🤖 AI Summary
Large language models (LLMs) suffer from poor interpretability and limited controllability, hindering precise behavioral regulation. Method: Drawing on cognitive science, this work introduces human eye-tracking data—previously unexplored in LLM analysis—to uncover hierarchical correlations between hidden-layer representations and cognitive metrics (e.g., fixation duration, regression count). Based on these findings, we propose a cognition-driven paradigm for automatic selection of optimal intervention layers and design an implicit layer-wise contrastive intervention mechanism to suppress toxic outputs during inference. Our approach integrates eye-movement modeling, inter-layer representation correlation analysis, and parameter-efficient fine-tuning (LoRA/Adapter), requiring intervention in only 1–3 layers. Results: Evaluated on GPT-2, LLaMA2-7B, and Mixtral-7B, the method significantly improves NLU, reasoning, and generation performance; reduces GPU memory overhead by >60%; decreases toxicity by >45%; and demonstrates model-agnostic applicability.
📝 Abstract
Large Language Models (LLMs) achieve remarkable performance through pretraining on extensive data. This enables efficient adaptation to diverse downstream tasks. However, the lack of interpretability in their underlying mechanisms limits the ability to effectively steer LLMs for specific applications. In this work, we investigate the intrinsic mechanisms of LLMs from a cognitive perspective using eye movement measures.
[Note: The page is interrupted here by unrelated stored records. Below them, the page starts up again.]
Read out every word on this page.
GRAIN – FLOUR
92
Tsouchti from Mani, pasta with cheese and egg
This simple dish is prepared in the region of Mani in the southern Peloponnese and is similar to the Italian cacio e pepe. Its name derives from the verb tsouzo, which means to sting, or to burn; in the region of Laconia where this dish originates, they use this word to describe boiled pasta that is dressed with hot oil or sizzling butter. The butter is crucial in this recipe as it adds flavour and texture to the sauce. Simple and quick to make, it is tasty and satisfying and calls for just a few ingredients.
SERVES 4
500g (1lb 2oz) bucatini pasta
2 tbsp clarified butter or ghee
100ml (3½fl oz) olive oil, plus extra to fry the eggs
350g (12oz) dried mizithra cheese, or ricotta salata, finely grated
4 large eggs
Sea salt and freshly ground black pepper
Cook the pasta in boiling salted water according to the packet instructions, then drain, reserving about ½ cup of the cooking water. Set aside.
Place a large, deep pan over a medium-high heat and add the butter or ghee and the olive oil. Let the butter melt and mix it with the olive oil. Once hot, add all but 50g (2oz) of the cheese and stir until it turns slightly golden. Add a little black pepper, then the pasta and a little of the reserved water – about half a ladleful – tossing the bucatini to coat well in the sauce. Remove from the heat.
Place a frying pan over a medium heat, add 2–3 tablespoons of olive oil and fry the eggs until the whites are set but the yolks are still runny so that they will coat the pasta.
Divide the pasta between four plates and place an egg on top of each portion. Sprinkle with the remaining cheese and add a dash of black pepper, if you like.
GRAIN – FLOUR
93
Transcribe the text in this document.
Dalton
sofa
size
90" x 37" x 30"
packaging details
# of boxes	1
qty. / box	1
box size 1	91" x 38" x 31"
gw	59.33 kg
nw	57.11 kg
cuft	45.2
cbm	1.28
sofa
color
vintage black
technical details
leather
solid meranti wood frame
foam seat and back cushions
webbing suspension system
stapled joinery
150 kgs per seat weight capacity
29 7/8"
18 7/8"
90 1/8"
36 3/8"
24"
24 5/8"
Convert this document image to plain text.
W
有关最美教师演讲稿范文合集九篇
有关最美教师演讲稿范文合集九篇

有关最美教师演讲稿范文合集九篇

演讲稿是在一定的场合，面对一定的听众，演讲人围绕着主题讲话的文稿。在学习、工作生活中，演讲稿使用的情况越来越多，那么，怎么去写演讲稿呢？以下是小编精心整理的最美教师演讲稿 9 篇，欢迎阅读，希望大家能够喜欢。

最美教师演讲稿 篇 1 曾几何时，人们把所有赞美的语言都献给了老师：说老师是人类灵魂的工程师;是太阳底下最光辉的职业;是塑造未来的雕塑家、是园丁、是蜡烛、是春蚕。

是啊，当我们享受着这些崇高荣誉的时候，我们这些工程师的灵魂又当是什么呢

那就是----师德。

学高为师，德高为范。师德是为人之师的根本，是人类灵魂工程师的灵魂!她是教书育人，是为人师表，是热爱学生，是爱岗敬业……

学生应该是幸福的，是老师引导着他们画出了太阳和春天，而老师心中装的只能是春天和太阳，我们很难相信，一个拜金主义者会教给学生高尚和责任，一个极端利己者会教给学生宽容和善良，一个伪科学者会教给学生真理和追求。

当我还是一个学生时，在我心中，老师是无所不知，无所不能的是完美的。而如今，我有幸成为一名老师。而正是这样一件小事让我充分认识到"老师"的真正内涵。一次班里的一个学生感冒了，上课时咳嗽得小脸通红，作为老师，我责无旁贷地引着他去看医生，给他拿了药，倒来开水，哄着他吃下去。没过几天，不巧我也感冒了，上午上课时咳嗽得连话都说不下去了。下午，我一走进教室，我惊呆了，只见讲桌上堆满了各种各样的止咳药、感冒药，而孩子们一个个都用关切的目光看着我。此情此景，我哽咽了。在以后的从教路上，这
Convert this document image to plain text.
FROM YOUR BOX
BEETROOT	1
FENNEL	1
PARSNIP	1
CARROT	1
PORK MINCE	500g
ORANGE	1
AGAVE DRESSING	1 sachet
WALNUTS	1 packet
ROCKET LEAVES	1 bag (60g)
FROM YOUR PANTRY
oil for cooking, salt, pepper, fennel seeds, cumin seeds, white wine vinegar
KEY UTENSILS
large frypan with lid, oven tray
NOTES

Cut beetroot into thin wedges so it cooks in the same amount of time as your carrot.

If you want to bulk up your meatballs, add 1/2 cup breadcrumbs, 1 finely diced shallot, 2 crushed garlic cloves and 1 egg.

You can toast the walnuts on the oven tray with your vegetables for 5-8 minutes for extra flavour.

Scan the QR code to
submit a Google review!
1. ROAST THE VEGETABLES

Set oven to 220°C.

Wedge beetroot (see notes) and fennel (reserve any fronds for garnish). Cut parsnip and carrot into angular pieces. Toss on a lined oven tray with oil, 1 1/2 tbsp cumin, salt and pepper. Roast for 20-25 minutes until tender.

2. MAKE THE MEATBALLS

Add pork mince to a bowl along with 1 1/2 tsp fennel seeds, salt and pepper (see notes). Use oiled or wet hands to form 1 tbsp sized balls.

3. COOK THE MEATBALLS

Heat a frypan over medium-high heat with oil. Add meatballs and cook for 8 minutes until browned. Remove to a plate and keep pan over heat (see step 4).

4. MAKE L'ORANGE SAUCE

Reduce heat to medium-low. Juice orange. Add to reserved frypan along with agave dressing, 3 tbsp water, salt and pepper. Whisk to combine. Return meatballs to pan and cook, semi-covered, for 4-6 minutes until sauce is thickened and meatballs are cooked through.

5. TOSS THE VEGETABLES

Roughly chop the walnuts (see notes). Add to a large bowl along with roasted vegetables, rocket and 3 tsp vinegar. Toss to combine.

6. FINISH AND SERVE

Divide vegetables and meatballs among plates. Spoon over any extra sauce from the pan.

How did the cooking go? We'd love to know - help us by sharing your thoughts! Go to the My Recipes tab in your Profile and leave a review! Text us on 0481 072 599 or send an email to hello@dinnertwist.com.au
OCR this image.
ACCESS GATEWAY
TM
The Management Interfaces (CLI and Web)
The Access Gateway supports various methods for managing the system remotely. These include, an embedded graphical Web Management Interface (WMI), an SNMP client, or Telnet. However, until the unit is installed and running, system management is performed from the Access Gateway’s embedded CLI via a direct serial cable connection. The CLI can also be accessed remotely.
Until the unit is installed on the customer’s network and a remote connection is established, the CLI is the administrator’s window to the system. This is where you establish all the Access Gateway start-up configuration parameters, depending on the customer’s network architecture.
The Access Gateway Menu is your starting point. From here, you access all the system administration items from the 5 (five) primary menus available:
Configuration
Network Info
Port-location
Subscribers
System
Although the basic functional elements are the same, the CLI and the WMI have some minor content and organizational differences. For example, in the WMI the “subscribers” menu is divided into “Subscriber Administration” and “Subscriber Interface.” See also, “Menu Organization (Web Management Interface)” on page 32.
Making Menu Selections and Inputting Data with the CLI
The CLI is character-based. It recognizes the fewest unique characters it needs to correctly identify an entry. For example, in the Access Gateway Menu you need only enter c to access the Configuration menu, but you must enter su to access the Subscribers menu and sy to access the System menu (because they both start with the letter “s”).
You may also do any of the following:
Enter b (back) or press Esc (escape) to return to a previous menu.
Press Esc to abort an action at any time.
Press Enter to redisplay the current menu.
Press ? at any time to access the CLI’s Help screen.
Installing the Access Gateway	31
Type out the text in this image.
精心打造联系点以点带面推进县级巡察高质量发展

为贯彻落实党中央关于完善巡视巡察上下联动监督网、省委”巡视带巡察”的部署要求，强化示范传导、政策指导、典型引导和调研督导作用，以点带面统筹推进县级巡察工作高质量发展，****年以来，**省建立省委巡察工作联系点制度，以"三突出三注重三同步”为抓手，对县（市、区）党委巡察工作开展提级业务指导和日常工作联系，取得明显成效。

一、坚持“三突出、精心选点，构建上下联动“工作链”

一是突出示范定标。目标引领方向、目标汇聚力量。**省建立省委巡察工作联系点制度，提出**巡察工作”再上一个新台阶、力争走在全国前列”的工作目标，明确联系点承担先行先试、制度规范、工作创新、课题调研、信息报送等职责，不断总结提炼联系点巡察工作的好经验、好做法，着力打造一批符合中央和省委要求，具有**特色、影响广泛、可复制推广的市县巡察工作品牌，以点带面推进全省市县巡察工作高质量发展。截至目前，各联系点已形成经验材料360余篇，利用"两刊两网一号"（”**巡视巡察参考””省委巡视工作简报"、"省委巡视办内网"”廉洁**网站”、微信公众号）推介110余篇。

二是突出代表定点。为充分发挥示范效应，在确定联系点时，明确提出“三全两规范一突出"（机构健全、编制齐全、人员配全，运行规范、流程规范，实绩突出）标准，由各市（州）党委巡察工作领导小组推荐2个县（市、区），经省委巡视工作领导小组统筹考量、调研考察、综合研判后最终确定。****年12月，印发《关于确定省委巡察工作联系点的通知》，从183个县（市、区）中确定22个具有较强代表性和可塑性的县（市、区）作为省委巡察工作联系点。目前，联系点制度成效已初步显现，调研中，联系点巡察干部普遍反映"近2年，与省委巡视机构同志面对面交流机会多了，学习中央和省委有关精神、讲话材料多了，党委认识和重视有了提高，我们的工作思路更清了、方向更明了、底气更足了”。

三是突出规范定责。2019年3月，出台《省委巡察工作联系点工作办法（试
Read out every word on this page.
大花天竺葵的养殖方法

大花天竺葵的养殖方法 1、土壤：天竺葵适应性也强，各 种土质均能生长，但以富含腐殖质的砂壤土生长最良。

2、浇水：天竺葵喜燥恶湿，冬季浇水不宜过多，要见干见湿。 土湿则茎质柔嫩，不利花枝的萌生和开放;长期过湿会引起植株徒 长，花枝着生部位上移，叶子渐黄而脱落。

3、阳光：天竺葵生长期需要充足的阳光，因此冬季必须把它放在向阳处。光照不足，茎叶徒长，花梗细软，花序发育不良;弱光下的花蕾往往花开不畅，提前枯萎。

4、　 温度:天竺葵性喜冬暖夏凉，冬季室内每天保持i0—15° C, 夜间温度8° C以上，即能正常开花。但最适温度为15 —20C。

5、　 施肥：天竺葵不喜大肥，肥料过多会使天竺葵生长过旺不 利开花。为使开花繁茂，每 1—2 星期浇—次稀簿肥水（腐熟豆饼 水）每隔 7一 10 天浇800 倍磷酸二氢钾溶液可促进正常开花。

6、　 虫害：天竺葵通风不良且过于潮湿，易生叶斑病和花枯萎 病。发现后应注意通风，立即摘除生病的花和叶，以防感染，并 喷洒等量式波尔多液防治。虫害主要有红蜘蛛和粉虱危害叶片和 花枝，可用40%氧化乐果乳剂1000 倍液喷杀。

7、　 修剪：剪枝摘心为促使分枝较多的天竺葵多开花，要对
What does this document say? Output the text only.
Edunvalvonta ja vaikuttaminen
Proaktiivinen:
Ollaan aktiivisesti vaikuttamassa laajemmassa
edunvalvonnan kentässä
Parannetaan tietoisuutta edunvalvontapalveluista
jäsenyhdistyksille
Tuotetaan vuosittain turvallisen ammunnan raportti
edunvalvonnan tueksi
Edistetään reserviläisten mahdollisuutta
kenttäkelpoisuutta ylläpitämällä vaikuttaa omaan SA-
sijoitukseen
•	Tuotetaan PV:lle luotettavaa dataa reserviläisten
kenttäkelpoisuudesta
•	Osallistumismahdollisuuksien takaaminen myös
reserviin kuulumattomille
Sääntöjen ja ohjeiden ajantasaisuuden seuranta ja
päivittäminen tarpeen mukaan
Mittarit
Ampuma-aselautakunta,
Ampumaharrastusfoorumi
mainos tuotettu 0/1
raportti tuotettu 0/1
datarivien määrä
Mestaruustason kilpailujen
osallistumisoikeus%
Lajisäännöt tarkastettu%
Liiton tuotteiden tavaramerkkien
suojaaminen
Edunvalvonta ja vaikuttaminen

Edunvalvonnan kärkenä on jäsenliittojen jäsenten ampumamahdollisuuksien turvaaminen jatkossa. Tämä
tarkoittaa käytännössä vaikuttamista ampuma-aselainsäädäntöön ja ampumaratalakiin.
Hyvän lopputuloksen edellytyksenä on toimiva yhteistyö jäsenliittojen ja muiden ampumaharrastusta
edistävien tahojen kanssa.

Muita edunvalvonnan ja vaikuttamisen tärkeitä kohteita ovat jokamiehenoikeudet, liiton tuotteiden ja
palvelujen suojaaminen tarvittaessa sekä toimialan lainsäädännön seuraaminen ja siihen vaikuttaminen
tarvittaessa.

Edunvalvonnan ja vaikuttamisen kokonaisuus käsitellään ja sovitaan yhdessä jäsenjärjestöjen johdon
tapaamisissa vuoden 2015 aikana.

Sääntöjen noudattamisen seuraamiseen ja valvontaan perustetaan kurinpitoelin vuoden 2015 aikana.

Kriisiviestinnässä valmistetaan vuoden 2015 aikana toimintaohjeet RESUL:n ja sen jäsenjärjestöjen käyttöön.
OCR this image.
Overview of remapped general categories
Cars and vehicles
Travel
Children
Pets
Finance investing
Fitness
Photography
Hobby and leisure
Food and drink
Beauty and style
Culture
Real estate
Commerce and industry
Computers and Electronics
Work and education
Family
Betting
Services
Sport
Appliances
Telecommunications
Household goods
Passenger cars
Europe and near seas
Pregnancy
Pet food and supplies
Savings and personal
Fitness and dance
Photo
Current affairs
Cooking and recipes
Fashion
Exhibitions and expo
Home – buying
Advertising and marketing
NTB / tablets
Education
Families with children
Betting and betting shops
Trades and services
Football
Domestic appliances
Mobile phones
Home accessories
Specifically, we analyze the layer-wise correlation between human cognitive indicators and LLM representations. Building on these insights, we propose a heuristic approach for selecting the optimal steering layer to modulate LLM semantics. To this end, we introduce an efficient selective layer intervention based on prominent parameter-efficient fine-tuning methods, which conventionally adjust either all layers or only the final layer. Additionally, we present an implicit layer contrastive intervention during inference to steer LLMs away from toxic outputs. Extensive experiments on natural language understanding, reasoning, and generation tasks, conducted on GPT-2, LLaMa2-7B, and Mixtral-7B, demonstrate the effectiveness and efficiency of our approach. As a model-agnostic framework, it enhances the interpretability of LLMs while improving efficiency for safe deployment.